Oysa ki arka sokaklar öyle mi. Bir samimiyet görürüm hep oralarda. Bursa’da cedlerimin mağfiret iklimini duydum Yahya Kemal üstadın deyimiyle. Osmanlı’nın kokusunu aldım Bursa’nın arka yollarında gezerken. Bursa’da Zaman şiirinin tadını en çok Bursa’nın arka sokaklarında hissetmişimdir. Sonra Kıbrıs’ta yüzyıllarca önceden günümüze gelmiş bütünlüğü hissettim arka yollarında Arnavut kaldırımlarında. Bor’da eski Niğde yolunda da aynı keyfi duyarım kaybolup gitmiş bir kültürün izlerini hissederim; nostaljik keyifler yaşatır bana hep bu yerler.

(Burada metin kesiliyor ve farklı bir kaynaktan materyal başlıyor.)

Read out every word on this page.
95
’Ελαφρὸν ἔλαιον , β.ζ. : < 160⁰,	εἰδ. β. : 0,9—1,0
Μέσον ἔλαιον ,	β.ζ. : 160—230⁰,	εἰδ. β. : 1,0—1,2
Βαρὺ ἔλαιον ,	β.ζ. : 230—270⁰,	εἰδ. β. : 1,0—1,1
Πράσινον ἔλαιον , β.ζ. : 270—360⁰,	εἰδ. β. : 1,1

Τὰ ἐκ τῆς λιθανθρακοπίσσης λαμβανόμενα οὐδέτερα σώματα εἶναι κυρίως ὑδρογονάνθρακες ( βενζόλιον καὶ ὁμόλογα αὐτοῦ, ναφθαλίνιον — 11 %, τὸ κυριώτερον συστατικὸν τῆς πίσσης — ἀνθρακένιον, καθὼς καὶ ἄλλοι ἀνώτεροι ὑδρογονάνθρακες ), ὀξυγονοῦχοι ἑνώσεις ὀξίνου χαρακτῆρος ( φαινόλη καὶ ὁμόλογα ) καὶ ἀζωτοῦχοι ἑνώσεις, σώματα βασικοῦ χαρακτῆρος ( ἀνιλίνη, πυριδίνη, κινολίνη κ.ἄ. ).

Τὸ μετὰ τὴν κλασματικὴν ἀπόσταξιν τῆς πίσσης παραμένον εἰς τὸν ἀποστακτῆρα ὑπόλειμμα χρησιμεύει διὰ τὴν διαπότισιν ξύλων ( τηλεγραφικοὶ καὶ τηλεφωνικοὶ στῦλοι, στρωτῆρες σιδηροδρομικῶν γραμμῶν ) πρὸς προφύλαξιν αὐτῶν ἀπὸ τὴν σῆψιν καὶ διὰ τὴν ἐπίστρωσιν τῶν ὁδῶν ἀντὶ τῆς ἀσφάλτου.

Bor’un arka yollarında yaşlı amcalar selam verirler bana tanımadıkları halde. Eski bir Türkmen geleneği müslümanın müslümana tanımasa bile selam vermesi. Güzel bir alışkanlık eskiler öyleymiş demek. O zamanlarda yaşanmışlıkları gözümün önünde tasavvur ederim: kadınlar, erkekler, yaşlı amcalar, balkonlarından bakan teyzeler, oynayan yumurcaklar. Ve bütün bir geçmiş…

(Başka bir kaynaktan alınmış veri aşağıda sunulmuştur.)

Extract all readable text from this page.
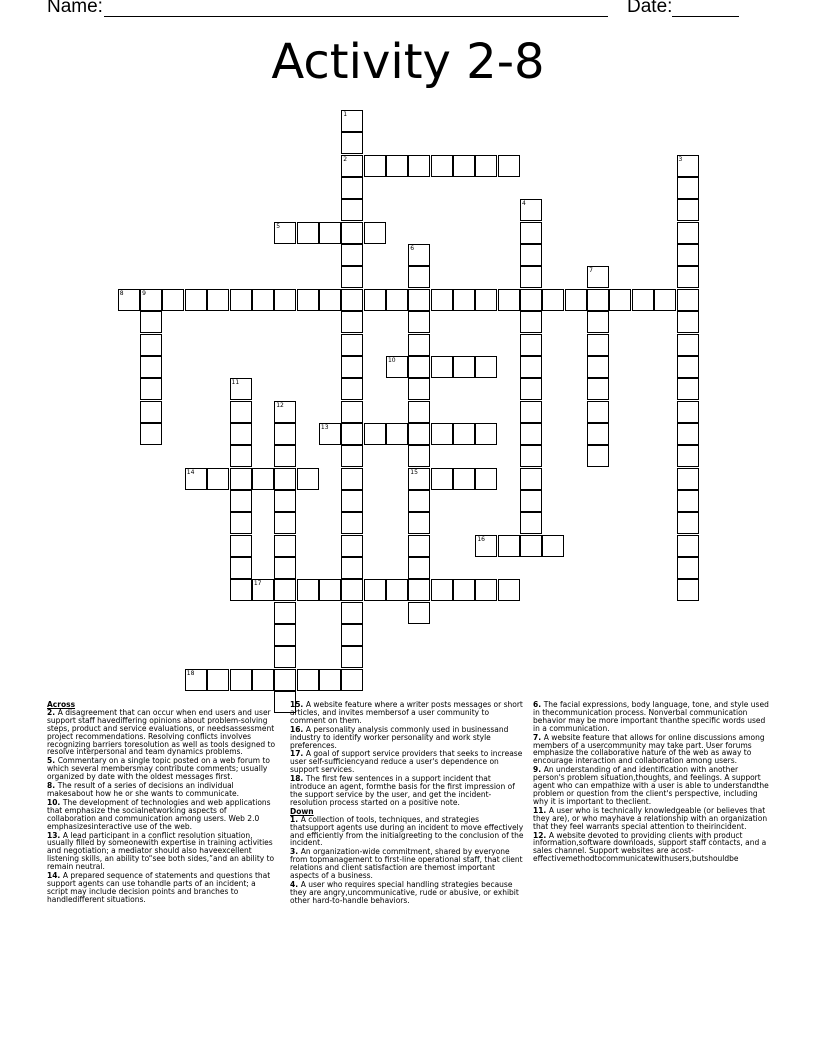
Name:	Date:
Activity 2-8
1
2	3
4
5
6
15
7
8	9
10
11
12
13
14
16
17
18
Across
2. A disagreement that can occur when end users and user support staff havediffering opinions about problem-solving steps, product and service evaluations, or needsassessment project recommendations. Resolving conflicts involves recognizing barriers toresolution as well as tools designed to resolve interpersonal and team dynamics problems.
5. Commentary on a single topic posted on a web forum to which several membersmay contribute comments; usually organized by date with the oldest messages first.
8. The result of a series of decisions an individual makesabout how he or she wants to communicate.
10. The development of technologies and web applications that emphasize the socialnetworking aspects of collaboration and communication among users. Web 2.0 emphasizesinteractive use of the web.
13. A lead participant in a conflict resolution situation, usually filled by someonewith expertise in training activities and negotiation; a mediator should also haveexcellent listening skills, an ability to“see both sides,”and an ability to remain neutral.
14. A prepared sequence of statements and questions that support agents can use tohandle parts of an incident; a script may include decision points and branches to handledifferent situations.
15. A website feature where a writer posts messages or short articles, and invites membersof a user community to comment on them.
16. A personality analysis commonly used in businessand industry to identify worker personality and work style preferences.
17. A goal of support service providers that seeks to increase user self-sufficiencyand reduce a user's dependence on support services.
18. The first few sentences in a support incident that introduce an agent, formthe basis for the first impression of the support service by the user, and get the incident-resolution process started on a positive note.
Down
1. A collection of tools, techniques, and strategies thatsupport agents use during an incident to move effectively and efficiently from the initialgreeting to the conclusion of the incident.
3. An organization-wide commitment, shared by everyone from topmanagement to first-line operational staff, that client relations and client satisfaction are themost important aspects of a business.
4. A user who requires special handling strategies because they are angry,uncommunicative, rude or abusive, or exhibit other hard-to-handle behaviors.
6. The facial expressions, body language, tone, and style used in thecommunication process. Nonverbal communication behavior may be more important thanthe specific words used in a communication.
7. A website feature that allows for online discussions among members of a usercommunity may take part. User forums emphasize the collaborative nature of the web as away to encourage interaction and collaboration among users.
9. An understanding of and identification with another person's problem situation,thoughts, and feelings. A support agent who can empathize with a user is able to understandthe problem or question from the client's perspective, including why it is important to theclient.
11. A user who is technically knowledgeable (or believes that they are), or who mayhave a relationship with an organization that they feel warrants special attention to theirincident.
12. A website devoted to providing clients with product information,software downloads, support staff contacts, and a sales channel. Support websites are acost-effectivemethodtocommunicatewithusers,butshouldbe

Huzur, bence bir mahallede sabah vakti yükselen çay bardaklarındaki kaşık tıngırtılarındadır. Biraz komik bir tarif oldu ama olsun. O sesler kulağıma geldiğinde tebessümle bu sokaklardan geçmeyi severim; çünkü bu bana kahvaltıda bir arada olan ailelerin olduğunu hatırlatır. Bence en güzel sofralar kahvaltı sofralarıdır. Arka sokaklardan geçerken en sevdiğim ses çayın bu karıştırılma sesidir.
Samimiyeti, geçmişi, hayatın ve kentlerin asıl yüzlerini arka sokaklarda gördüm. Yurdumun dört bucağında asıl hayat, şehirlerin arka yollarında gizlidir. Adana’da çay bardaklarının sesinde, Diyarbakır’da masum yavruların koşuşturmalarında, Niğde’deki yaşlı amcaların selamlarında, Bursa’nın ve Kıbrıs’ın tarih kokan arka yollarında gizlidir Türkiye.
Osman Yaşar TÜFEK
YORUMLAR
Samimiyeti, geçmişi, hayatın ve kentlerin asıl yüzlerini arka sokaklarda gördüm. Yurdumun dört bucağında asıl hayat, şehirlerin arka yollarında gizlidir. Adana’da çay bardaklarının sesinde, Diyarbakır’da masum yavruların koşuşturmalarında, Niğde’deki yaşlı amcaların selamlarında, Bursa’nın ve Kıbrıs’ın tarih kokan arka yollarında gizlidir Türkiye.
katıldım sana...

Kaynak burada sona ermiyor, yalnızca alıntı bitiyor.